Quand la police de l'Ohio arrête l'auteur présumé de trois, voire quatre viols de jeunes femmes, elle croit tenir un cas facile : les victimes reconnaissent formellement le coupable, et celui-ci possède chez lui la totalité de ce qui leur a été volé. Pourtant, ce dernier nie farouchement. Ou bien il reconnaît les vols, mais pas les viols. Son étrange comportement amène ses avocats commis d'office à demander une expertise psychiatrique. Et c'est ainsi que tout commence…
On découvre que William Stanley Milligan possède ce que l'on appelle une personnalité multiple, une affection psychologique très rare qui fait de lui un être littéralement « éclaté » en plusieurs personnes différentes qui tour à tour habitent son corps. Il y a là Arthur, un Londonien raffiné, cultivé, plutôt méprisant, et puis Ragen, un Yougoslave brutal d'une force prodigieuse, expert en armes à feu. Et bien d’autres. En tout, vingt-quatre personnalités d'âge, de caractère, et même de sexe différents.
L'affaire Billy Milligan a fait la une des journaux américains, fascinés par ce cas et par la lutte qu’ont menée les psychiatres et Billy lui-même pour essayer de « fusionner » en un seul individu ses 24 personnalités. Quant au livre, construit comme un véritable drame shakespearien, il est le résultat de mois et de mois de rencontres et d'entretiens entre Daniel Keyes et… Ragen, Arthur, Allen et les autres. Une lecture absolument fascinante, bientôt adaptée au cinéma par Joel Schumacher (Chute libre, Phone Game.)
"... un thriller psychologique absolument fascinant" Publishers Weekly


 

 

Mon avis :
Dans les années 70, dans l'Ohio des femmes sont enlevées et violées. Billy Milligan est arrêté mais il nie, contre toute évidence. On finit par découvrir qu'il possède une personnalité multiple. En tout vingt-quatre personnalités d'âges, de nationalités, de caractères, et même de sexes différents habitent cet homme, toutes à l'insu de Billy.
C'est terriblement angoissant et je pense que si c'était un roman ça le serait moins. le fait que cet homme existe, que d'autres comme lui existent, c'est terrifiant. Au tout début du livre je me suis demandé si on pouvait guérir de ça, en espérant que je le saurai à la fin.
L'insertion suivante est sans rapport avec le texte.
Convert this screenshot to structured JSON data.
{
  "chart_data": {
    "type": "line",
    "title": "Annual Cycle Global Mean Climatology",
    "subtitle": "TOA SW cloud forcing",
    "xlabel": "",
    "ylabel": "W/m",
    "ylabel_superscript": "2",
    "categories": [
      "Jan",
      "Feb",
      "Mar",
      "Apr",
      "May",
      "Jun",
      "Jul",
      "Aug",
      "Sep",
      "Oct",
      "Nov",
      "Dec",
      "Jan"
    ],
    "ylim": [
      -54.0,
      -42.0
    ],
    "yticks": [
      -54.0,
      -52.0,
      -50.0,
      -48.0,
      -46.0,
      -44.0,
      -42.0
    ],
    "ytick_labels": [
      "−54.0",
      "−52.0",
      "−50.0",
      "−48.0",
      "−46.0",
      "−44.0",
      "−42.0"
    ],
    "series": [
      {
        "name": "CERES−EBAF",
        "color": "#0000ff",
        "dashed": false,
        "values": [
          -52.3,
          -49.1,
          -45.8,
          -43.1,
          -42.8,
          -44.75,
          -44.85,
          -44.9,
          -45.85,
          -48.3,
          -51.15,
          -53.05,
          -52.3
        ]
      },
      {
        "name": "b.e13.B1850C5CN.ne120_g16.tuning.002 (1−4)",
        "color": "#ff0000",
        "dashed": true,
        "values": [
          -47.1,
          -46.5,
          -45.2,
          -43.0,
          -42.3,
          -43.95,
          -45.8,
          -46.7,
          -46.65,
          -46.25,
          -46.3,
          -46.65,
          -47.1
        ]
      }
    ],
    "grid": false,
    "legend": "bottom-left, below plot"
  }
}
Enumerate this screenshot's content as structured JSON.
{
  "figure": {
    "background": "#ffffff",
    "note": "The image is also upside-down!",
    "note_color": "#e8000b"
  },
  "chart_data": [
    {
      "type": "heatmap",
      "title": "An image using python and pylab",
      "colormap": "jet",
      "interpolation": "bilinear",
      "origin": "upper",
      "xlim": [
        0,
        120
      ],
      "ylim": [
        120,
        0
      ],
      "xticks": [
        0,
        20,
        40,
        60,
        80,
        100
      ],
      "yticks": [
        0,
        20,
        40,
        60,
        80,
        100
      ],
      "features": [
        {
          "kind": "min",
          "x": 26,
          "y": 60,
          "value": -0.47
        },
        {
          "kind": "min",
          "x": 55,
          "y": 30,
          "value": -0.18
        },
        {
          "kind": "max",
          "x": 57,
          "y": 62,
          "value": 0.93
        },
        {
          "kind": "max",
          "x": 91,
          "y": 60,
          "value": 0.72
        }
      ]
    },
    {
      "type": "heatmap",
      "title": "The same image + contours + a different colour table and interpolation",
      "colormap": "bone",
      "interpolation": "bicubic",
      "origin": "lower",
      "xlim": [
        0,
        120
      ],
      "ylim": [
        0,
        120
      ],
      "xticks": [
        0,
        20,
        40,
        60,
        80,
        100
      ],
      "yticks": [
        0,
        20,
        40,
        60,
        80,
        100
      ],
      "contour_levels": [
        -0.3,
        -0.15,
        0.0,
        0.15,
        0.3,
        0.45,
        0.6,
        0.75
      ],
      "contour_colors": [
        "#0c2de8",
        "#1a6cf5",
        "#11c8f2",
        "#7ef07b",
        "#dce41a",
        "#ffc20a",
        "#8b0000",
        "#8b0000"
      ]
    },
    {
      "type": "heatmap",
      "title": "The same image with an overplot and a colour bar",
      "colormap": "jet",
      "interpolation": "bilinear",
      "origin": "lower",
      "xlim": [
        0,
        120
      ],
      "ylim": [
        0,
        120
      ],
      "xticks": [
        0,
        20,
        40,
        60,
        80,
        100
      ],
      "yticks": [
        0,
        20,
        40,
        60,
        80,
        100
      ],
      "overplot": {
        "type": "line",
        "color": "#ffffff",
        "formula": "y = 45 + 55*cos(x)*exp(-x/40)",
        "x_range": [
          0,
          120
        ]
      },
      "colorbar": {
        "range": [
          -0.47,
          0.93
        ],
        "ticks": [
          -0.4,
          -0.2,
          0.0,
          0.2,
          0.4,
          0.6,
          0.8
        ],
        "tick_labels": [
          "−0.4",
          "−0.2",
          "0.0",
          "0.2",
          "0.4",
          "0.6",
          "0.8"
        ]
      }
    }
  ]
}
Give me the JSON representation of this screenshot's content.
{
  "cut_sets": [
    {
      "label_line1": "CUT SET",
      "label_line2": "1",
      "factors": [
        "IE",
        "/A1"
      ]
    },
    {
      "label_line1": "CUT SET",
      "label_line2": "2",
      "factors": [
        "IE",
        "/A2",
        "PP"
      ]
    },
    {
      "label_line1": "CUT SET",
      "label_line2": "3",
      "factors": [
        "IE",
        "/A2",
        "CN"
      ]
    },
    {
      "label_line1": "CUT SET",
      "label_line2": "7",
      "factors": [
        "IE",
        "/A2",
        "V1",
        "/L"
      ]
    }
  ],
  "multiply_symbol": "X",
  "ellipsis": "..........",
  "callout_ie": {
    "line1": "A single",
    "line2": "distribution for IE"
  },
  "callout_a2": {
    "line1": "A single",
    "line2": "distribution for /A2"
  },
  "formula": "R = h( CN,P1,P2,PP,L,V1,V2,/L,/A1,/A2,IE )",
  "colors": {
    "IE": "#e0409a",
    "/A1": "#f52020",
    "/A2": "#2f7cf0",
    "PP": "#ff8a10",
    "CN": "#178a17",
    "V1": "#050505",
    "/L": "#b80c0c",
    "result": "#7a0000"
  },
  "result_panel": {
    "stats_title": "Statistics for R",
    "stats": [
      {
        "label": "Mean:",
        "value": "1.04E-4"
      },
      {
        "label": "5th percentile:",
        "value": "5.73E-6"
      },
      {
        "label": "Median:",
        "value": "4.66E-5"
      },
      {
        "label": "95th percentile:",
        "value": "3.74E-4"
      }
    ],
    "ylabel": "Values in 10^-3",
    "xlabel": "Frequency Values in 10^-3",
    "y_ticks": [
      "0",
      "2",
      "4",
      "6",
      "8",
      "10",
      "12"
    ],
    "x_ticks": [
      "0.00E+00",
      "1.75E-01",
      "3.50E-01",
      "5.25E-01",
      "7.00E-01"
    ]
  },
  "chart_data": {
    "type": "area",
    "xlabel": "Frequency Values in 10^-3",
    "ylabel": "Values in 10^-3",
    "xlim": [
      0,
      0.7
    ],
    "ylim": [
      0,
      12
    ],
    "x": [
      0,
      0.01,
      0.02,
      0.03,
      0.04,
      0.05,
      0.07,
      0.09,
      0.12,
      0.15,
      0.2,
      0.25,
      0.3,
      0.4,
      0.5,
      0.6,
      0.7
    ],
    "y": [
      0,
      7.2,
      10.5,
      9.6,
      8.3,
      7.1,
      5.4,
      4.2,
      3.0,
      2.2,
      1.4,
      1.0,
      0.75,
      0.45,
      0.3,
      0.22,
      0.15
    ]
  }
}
Tantôt tremblant et le regard dans le vide, tantôt sûr de lui, d'un moment à l'autre, toujours après une sorte de transe, les enquêteurs se retrouvent devant une personne totalement différente de l'instant d'avant. Dorothy Turner, la psychologue, va soudain se trouver devant ce cas incroyable extrêmement déstabilisant. C'est réellement un choc de découvrir qu'elle parle successivement à David puis à Arthur, Christopher, Tommy, Ragen, Allen, Danny, Christine et tous les autres... car Billy dort mais pas les autres.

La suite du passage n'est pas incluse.